Por décadas, o trauma permaneceu na comunidade indígena canadense de Maskwacis. Mas alguns esperam encerrar esse capítulo durante a visita do papa Francisco para se desculpar pelo papel da Igreja Católica durante um século de abusos.
O pontífice, que chega ao Canadá no próximo domingo, fará uma parada na segunda-feira nesta comunidade de 19 mil habitantes, localizada cerca de 100 km ao norte de Edmonton (Alberta), para visitar um dos internatos estaduais administrados pela Igreja em que foram internadas crianças indígenas à força.

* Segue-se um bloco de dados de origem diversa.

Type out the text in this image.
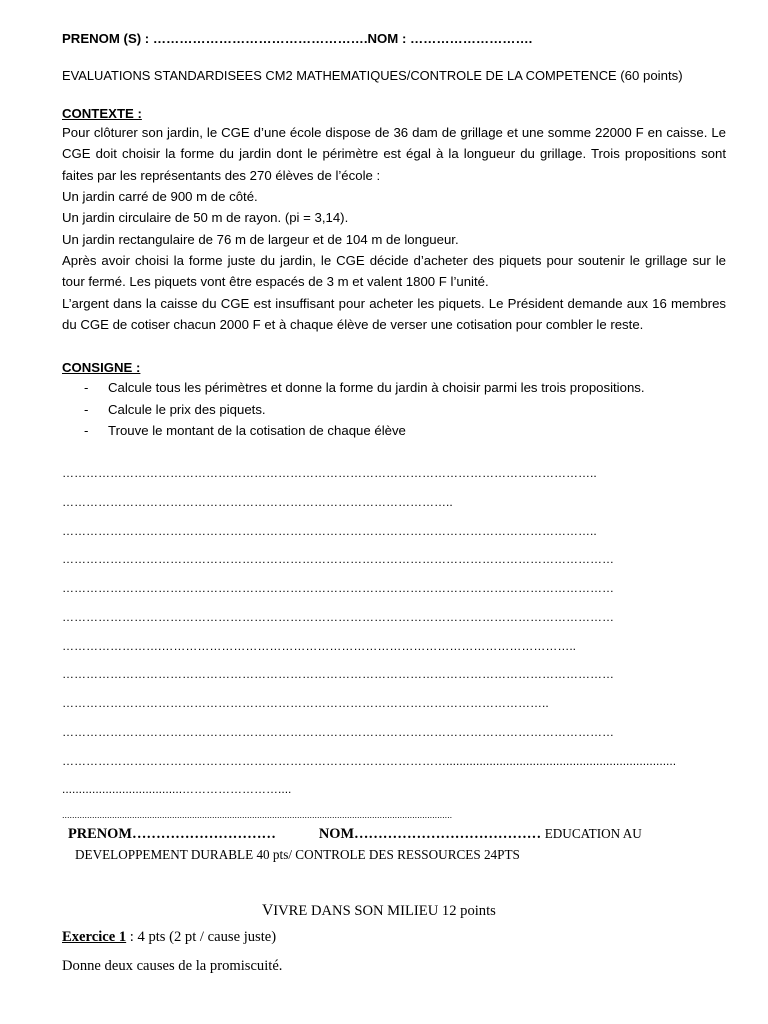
PRENOM (S) : ………………………………………….NOM : ……………………….
EVALUATIONS STANDARDISEES CM2 MATHEMATIQUES/CONTROLE DE LA COMPETENCE (60 points)
CONTEXTE :
Pour clôturer son jardin, le CGE d’une école dispose de 36 dam de grillage et une somme 22000 F en caisse. Le CGE doit choisir la forme du jardin dont le périmètre est égal à la longueur du grillage. Trois propositions sont faites par les représentants des 270 élèves de l’école :
Un jardin carré de 900 m de côté.
Un jardin circulaire de 50 m de rayon. (pi = 3,14).
Un jardin rectangulaire de 76 m de largeur et de 104 m de longueur.
Après avoir choisi la forme juste du jardin, le CGE décide d’acheter des piquets pour soutenir le grillage sur le tour fermé. Les piquets vont être espacés de 3 m et valent 1800 F l’unité.
L’argent dans la caisse du CGE est insuffisant pour acheter les piquets. Le Président demande aux 16 membres du CGE de cotiser chacun 2000 F et à chaque élève de verser une cotisation pour combler le reste.
CONSIGNE :
- Calcule tous les périmètres et donne la forme du jardin à choisir parmi les trois propositions.
- Calcule le prix des piquets.
- Trouve le montant de la cotisation de chaque élève
……………………………………………………………………………………………………………………..
……………………………………………………………………………………..
……………………………………………………………………………………………………………………..
…………………………………………………………………………………………………………………………
…………………………………………………………………………………………………………………………
…………………………………………………………………………………………………………………………
…………………….…………………………………………………………………………………………..
…………………………………………………………………………………………………………………………
…………………………………………………………………………………………………………..
…………………………………………………………………………………………………………………………
…………………………………………………………………………………….....................................................................
....................................……………………....
............................................................................................................................................................
PRENOM…………………………	NOM………………………………… EDUCATION AU
DEVELOPPEMENT DURABLE 40 pts/ CONTROLE DES RESSOURCES 24PTS
VIVRE DANS SON MILIEU 12 points
Exercice 1 : 4 pts (2 pt / cause juste)
Donne deux causes de la promiscuité.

Muitas das crianças que sobreviveram ainda vivem em cidades como Maskwacis, onde residem indígenas de quatro nações diferentes.
"Alguns ouvirão coisas que os ajudarão a avançar na vida", comentou Randy Ermineskin, chefe da comunidade dos cris (cree) de Maskwacis.
Do final do século XIX até a década de 1990, cerca de 150.000 inuits, mestiços ou integrantes de povos nativos (dene, mohawk, ojibway, cris, algonquin, etc.) foram admitidos à força em 139 internatos em todo o país.
Separados de suas famílias, de sua língua e de sua cultura, muitas vezes sofreram abusos de todos os tipos.
- "Justiça" -
"O pedido de desculpas do papa terá grandes consequências", estima o advogado Wilton Littlechild, que passou 14 anos em vários desses centros e que sempre militou a favor do diálogo entre os canadenses e os indígenas do país.
"Depois de um pedido de desculpas, as pessoas poderão começar a curar suas feridas e chegar à conclusão - pelo menos para alguns - de que finalmente há alguma justiça, e então falar de reconciliação", disse Littlechild, 78 anos, à AFP.
Ainda hoje, a população indígena, que representa quase 5% da do Canadá, vive na pobreza enquanto o racismo perdura.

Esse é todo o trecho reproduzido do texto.